His voice drifted away. And his father, looking down at the flushed face, saw that he seemed asleep. Well, that was better than the sick delirium—saying such strange, wild things—
Downstairs the doctor was saying harshly, "All right. All right. But let’s have a look at the patient."
Henry Chatham came quietly downstairs; he greeted the doctor briefly, and did not follow him to Harry’s bedroom.
When he was left alone in the room, he went to the window and stood looking down at the microscope. He could not rid his head of strangeness: A window between two worlds, our world and that of the infinitely small, a window that looks both ways.
After a time, he went through the kitchen and let himself out the back door, into the noonday sunlight.

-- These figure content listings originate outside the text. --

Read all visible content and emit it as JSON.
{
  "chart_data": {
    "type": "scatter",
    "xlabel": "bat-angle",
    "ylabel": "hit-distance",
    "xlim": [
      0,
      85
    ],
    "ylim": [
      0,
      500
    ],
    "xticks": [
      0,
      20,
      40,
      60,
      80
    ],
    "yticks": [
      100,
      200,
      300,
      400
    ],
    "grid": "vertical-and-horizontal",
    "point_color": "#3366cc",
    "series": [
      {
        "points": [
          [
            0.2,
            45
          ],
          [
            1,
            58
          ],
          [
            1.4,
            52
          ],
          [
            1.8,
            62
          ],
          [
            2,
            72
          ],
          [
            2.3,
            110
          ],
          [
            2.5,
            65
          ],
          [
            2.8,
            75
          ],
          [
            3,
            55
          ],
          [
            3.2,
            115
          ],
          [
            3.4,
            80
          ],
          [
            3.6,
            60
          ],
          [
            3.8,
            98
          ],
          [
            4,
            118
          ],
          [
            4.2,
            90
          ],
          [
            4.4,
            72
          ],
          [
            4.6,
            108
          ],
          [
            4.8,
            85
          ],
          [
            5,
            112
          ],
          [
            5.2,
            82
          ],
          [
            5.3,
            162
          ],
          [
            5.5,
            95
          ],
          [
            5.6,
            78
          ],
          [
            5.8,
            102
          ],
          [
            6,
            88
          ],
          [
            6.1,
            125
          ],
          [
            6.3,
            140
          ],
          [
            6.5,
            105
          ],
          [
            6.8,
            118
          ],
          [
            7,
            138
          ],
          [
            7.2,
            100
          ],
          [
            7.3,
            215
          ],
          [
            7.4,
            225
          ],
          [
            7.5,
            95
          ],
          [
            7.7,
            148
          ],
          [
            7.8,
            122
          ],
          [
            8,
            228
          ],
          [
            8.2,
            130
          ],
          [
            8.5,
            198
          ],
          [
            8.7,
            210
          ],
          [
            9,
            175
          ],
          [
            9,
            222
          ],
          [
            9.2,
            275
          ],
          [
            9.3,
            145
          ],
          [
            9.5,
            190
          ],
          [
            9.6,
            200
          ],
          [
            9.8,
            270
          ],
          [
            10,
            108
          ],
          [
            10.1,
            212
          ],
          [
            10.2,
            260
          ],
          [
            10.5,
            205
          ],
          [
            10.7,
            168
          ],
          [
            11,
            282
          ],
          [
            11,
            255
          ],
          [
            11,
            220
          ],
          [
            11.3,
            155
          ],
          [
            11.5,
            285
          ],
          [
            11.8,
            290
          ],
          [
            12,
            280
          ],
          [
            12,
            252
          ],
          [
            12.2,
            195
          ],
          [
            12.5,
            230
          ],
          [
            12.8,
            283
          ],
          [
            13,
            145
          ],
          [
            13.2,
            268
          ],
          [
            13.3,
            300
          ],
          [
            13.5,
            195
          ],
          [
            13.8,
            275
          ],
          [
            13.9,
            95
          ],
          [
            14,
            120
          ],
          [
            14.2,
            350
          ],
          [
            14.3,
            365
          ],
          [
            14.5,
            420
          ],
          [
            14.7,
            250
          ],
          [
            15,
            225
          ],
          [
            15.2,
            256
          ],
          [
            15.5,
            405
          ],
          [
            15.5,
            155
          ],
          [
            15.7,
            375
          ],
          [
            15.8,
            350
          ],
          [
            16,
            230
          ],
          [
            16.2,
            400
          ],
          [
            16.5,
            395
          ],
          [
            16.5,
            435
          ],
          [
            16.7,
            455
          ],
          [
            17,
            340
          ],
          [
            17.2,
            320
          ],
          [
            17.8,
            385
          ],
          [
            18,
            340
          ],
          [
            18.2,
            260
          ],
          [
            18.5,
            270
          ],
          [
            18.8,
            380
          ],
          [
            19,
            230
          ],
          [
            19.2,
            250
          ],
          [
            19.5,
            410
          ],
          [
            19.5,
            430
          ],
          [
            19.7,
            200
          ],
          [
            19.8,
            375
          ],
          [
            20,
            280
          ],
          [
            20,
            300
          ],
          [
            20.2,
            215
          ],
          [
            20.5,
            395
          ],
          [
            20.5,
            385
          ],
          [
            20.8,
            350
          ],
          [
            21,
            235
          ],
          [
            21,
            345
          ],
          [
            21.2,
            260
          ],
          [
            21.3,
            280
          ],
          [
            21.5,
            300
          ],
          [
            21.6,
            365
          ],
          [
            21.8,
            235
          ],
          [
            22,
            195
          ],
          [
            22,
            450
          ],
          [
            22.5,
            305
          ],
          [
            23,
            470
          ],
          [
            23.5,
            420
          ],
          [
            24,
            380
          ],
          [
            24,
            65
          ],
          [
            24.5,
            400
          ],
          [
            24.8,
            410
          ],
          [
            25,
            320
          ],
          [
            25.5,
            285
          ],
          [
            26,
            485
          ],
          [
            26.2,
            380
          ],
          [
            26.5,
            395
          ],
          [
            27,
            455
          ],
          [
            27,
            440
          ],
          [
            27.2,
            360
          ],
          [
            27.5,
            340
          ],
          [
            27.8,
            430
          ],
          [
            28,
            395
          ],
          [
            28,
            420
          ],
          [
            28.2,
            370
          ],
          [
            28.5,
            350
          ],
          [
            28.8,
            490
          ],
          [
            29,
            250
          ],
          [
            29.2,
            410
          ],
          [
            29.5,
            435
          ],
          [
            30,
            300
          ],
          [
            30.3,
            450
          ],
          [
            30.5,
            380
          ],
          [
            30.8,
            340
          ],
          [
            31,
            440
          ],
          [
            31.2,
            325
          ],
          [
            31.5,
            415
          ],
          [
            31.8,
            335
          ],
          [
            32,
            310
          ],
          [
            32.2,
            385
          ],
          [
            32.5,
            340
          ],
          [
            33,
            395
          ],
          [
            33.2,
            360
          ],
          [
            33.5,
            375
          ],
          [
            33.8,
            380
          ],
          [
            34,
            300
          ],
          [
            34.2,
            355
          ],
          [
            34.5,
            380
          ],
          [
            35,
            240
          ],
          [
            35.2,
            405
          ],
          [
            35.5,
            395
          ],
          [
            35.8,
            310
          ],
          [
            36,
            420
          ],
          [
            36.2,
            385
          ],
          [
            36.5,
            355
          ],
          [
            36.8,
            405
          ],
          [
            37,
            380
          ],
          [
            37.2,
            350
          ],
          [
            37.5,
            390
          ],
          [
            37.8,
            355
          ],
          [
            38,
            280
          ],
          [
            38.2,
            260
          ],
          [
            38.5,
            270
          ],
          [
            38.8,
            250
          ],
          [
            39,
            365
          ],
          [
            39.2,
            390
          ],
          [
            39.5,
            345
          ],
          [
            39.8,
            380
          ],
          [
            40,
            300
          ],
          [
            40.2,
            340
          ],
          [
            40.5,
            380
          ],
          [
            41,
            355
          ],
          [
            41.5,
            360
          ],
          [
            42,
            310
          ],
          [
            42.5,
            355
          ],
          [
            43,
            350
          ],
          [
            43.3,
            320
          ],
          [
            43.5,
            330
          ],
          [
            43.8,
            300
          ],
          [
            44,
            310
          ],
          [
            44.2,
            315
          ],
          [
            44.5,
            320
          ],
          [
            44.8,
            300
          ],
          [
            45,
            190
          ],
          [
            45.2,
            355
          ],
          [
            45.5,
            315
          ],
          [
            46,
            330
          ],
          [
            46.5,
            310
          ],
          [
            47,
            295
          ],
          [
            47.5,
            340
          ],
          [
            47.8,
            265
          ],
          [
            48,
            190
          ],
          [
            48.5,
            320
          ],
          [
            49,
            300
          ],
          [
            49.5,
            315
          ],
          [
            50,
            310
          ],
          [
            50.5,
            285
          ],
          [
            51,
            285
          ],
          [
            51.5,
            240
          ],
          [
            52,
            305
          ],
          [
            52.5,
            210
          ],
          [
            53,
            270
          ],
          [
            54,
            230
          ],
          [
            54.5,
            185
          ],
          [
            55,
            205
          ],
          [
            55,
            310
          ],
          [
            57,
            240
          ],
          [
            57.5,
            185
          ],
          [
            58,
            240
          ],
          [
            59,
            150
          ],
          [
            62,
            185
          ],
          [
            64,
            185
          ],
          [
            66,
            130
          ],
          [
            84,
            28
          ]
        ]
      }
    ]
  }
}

He followed the garden path, between the weed-grown beds of vegetables, until he came to the edge of the little pond. It lay there quiet in the sunlight, green-scummed and walled with stiff rank grass, a lone dragonfly swooping and wheeling above it. The image of all the stagnant waters, the fertile breeding-places of strange life, with which it was joined in the end by the tortuous hidden channels, the oozing pores of the Earth.
And it seemed to him then that he glimpsed something, a hitherto unseen miasma, rising above the pool and darkening the sunlight ever so little. A dream, a shadow—the shadow of the alien dream of things hidden in smallness, the dark dream of the rotifers.
The dragonfly, having seized a bright-winged fly that was sporting over the pond, descended heavily through the sunlit air and came to rest on a broad lily pad. Henry Chatham was suddenly afraid. He turned and walked slowly, wearily, up the path toward the house.